Wednesday, February 8, 2012

Deconstructing the Boys' Club

Over on Skepchick,  Jacqueline posts about the "Boys' Club" and how a woman can "infiltrate" it, by working hard, speaking up, and getting involved. And not having sex with the guys until she has her membership locked in. The advice in the article is useful in general, and anyone on the outside of power or privilege would be well-advised to follow her advice...to a point.

I had a little problem reading the article, though, and it was because it bared a sort of similarity to other articles written, where the underlying assumption is that the reason why women aren't in more positions of authority is because they just didn't want it bad enough. Too often, it seems that the reason for women's failures are that they didn't speak up, they didn't ask for the raise, they didn't report the sexual assault at the right time, they didn't wear the right dress and that's why they were raped. While Jacqueline's post is positive, and avoids laying blame anywhere, I feel like the larger part of the problem is ignored. But that's okay, because the post wasn't about how men are evil, it was about actions that women could take to improve their situation.

The larger part of the problem isn't really that men are evil (obviously), but it's that the playing field is so overwhelmingly tilted against women, and it will remain that way until men get their shit together and start paying more than lip service to the idea of equality and equity. And, because I'm so darn helpful, here are some ways that men can help women to get into the boys' club (if you wonder why we should want this, you might be reading the wrong blog):

1) Acknowledge contributions - it's true that women (and other minorities, really) need to work twice as hard to get half the credit. There are a lot of reasons for this, including our own biases. Because of the way we've all been socialized, we naturally attribute some qualities to men and other qualities to women whether or not they've actually demonstrated those qualities. For a man to appear hard-working, all he has to do is show up. One thing that men can do is to carefully and consciously look for and acknowledge or reward when a woman has gone above and beyond. Not patronisingly, but frankly and honestly.

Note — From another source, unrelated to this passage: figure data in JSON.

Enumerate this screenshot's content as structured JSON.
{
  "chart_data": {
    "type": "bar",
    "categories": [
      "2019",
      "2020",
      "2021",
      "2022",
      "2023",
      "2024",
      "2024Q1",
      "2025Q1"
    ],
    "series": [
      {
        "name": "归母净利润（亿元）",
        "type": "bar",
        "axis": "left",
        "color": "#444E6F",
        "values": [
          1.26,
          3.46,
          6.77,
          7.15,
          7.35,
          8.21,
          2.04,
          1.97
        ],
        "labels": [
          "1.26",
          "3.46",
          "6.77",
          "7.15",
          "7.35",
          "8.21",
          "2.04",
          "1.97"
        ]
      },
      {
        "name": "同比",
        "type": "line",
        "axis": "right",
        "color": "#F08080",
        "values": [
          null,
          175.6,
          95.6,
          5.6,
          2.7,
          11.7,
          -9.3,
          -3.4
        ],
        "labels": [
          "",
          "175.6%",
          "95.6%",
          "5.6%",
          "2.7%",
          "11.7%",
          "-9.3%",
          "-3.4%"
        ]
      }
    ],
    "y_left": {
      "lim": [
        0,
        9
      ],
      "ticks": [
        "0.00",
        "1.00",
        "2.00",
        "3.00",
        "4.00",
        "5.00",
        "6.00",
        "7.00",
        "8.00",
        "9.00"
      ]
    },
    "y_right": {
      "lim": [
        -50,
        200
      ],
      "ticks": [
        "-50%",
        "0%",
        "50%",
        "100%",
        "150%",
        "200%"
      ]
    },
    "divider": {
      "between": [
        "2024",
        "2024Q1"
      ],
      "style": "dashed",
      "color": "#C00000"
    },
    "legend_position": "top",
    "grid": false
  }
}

Take a long hard look at who is being rewarded and why, and do your best to overcome your own bias. Sometimes we miss things that are really, really obvious, and we need to put in extra effort to see what we are missing. Who gets the promotions? Who gets the bonus? Who gets the congratulatory emails? When in doubt, side with the minority: they have so many other obstacles to overcome, it would be nice if you can give them a break, even if you're wrong once in a while.

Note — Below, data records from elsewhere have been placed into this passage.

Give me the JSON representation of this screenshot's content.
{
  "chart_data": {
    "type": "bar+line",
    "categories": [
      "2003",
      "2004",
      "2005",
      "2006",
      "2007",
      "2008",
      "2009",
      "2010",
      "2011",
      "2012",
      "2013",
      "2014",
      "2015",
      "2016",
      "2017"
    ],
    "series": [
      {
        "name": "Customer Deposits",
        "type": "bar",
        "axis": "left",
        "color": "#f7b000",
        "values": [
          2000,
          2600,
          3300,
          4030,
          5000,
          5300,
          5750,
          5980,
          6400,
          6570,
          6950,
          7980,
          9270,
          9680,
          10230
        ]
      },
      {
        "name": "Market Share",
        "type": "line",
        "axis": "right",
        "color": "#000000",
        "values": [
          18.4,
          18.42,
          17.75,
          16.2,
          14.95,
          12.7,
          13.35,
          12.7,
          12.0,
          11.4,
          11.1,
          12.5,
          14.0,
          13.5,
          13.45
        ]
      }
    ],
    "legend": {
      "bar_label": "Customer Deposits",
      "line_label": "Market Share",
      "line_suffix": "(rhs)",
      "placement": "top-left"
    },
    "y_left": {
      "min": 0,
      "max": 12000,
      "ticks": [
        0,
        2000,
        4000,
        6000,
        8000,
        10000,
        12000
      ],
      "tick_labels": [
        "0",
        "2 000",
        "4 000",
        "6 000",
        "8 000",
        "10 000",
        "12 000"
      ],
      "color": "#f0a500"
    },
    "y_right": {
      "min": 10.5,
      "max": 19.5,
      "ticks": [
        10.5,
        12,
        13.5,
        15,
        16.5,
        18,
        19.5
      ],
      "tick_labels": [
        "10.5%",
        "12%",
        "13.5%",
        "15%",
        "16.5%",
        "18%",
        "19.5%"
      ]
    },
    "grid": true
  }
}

2) Leave space for others to speak - women are socialized to defer to men, and men are socialized to speak up. Years ago, while training to volunteer on a gay youth helpline, one of the subjects we covered was how people with privilege often have the assumed right to speak, and so entire meetings can happen where only one point of view is ever spoken. For anyone who's ever been in a group situation where your opinion differed from the group's, you know how difficult it can be to speak up. The next time you're in a meeting, pay attention to who speaks, and how many times someone is interrupted or ignored. Unless there's been a massive shift, you'll see that most often men speak. When women do try to add their opinion, they're more likely to be interrupted, ignored, or dismissed. Try to be aware of this and allow space for other viewpoints to be expressed. If you're chairing the meeting, give time to the people most different from you to speak. They will probably have an insight that you hadn't considered, and you'll also be showing that you support an environment where different perspectives are appreciated and welcomed.

3) Invite people. If you're organising a conference, and realise that all or most of your speakers are straight white men, do some research and change it. This isn't token-ism, its due diligence. Rare are the professions where there are no experts with diverse backgrounds. It's a giant planet we live on, and we tend to only pay attention to the meagre little circle of colleagues and acqaintances that we already know. Also, there's this thing? Called the internet? Use it. If you can't find a person of colour, a woman, a differently abled, a queer speaker, you are doing it wrong. Right now, it takes a bit of extra work, but that's because the playing field is not level. One of the ways to get that field level is for those of us with the advantages to put in the legwork to give some advantages to other people. Awards, panels, discussions, lead teams....if you've only got men, you've got work to do.

4) Give respect. To a degree, respect is earned. But there is room for all of us to decide on a base level of decency and regard that we can give to every human being we encounter. Examine where this level is for you, and whether it is consistent across genders, cultures, and ranges of ability. Take the time to learn a little bit about the psychology of bias, and examine where your prejudices may lie (if you're human, you have prejudices). Then, do what you can to overcome those biases. Acknowledge that some people have had to work twice as hard as you did to reach the same achievements, and be prepared to give the benefit of the doubt. Consider the other side of things, the other person's perspective. Think of them as a person.

Boys' clubs don't really help anyone. Individuals profit from them by getting privileged access to information and power, but as a whole what they really do is limit our vision and hamper our ability to make decisions. When you only have one "kind" of person in charge, important factors get missed and catastrophes can happen that could have been avoided. By making room for different perspectives and experiences, you allow your organisation (or whatever it is) to open up more opportunities for enrichment. Oh, and also you get to be a pretty decent human being as well.